Central NSW launched with its inaugural meeting at NSW Parliament House last week, with a number of government ministers addressing representatives of the group, including chairman John Medcalf.
Mr Medcalf, the Lachlan Shire mayor, is the chairman of Centroc and was seen as the logical choice to also steer the new body, while Blayney mayor Scott Ferguson was elected deputy chairman.
Mr Medcalf said the group would continue to push state and federal governments on important issues such as improved road links to Sydney, better telecommunications, upgraded health facilities and continued development of regions.
While Centroc was a volunteer body, Central NSW JO is official and recognised by government, which would give it more weight with government, he said.
“The interaction with government will also be better. We had eight ministers come through the room [at launch] and speak to us and we think that is a sign of the communication we can expect going forward,” Mr Medcalf said.
There are 10 member councils in the Central NSW JO: Bathurst Regional Council, Blayney Shire Council, Cabonne Council, Cowra Shire Council, Forbes Shire Council, Lachlan Shire Council, Oberon Shire Council, Orange City Council, Parkes Shire Council and Weddin Shire Council.
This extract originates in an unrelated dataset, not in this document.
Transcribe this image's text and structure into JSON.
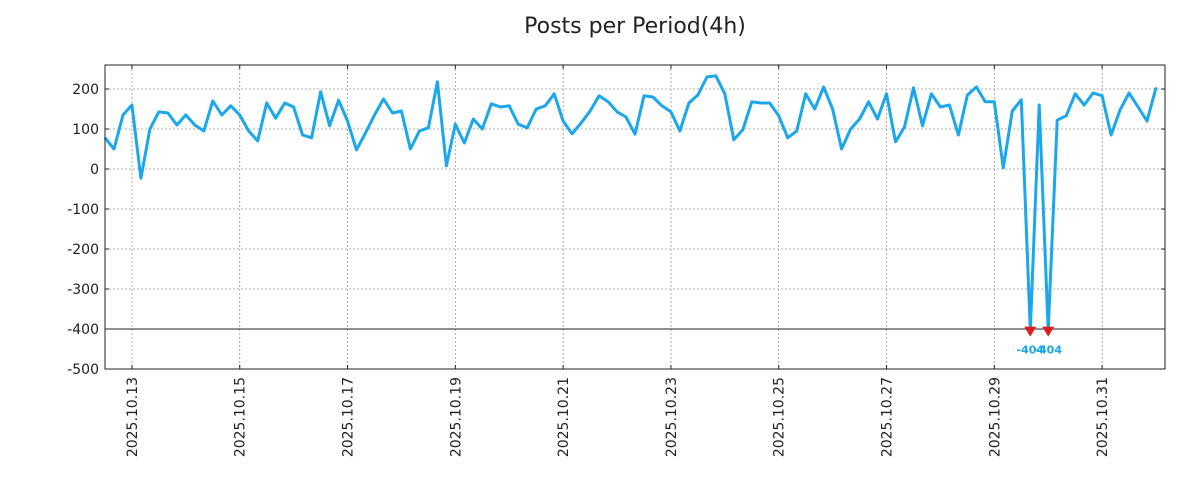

Central Tablelands Water and the Department of Premier and Cabinet are also associate members.
There have been changes to the boundaries of the new body compared to Centroc. The state government has made it mandatory for JOs to follow the boundaries of Planning Regions, with only councils in that region able to be a full member.
Hilltops Council falls outside the Central NSW planning region and will join a South NSW JO when it is formed. However they will remain an informal part of the Central NSW JO and will be involved in discussions where relevant, Mr Medcalf said.
And while Mid-Western Regional Council was part of the pilot organisation, it will join an Orana JO when it is formed in the future.
The other major change from Centroc members was Lithgow council’s decision not to be involved. Mr Medcalf said it would be a decision Lithgow could regret but said it wasn’t too late for them to sign up.
“It is still possible for Lithgow to join. We wouldn’t shut the door on them. It’s sad they decided not to be involved but it wasn’t from a lack of trying on our part,” he said.
“In my opinion it is a decision that will hurt them.
“The government has already provided capital to become a JO and there is the remainder of the money from amalgamations that will flow to JOs so that money will benefit members.”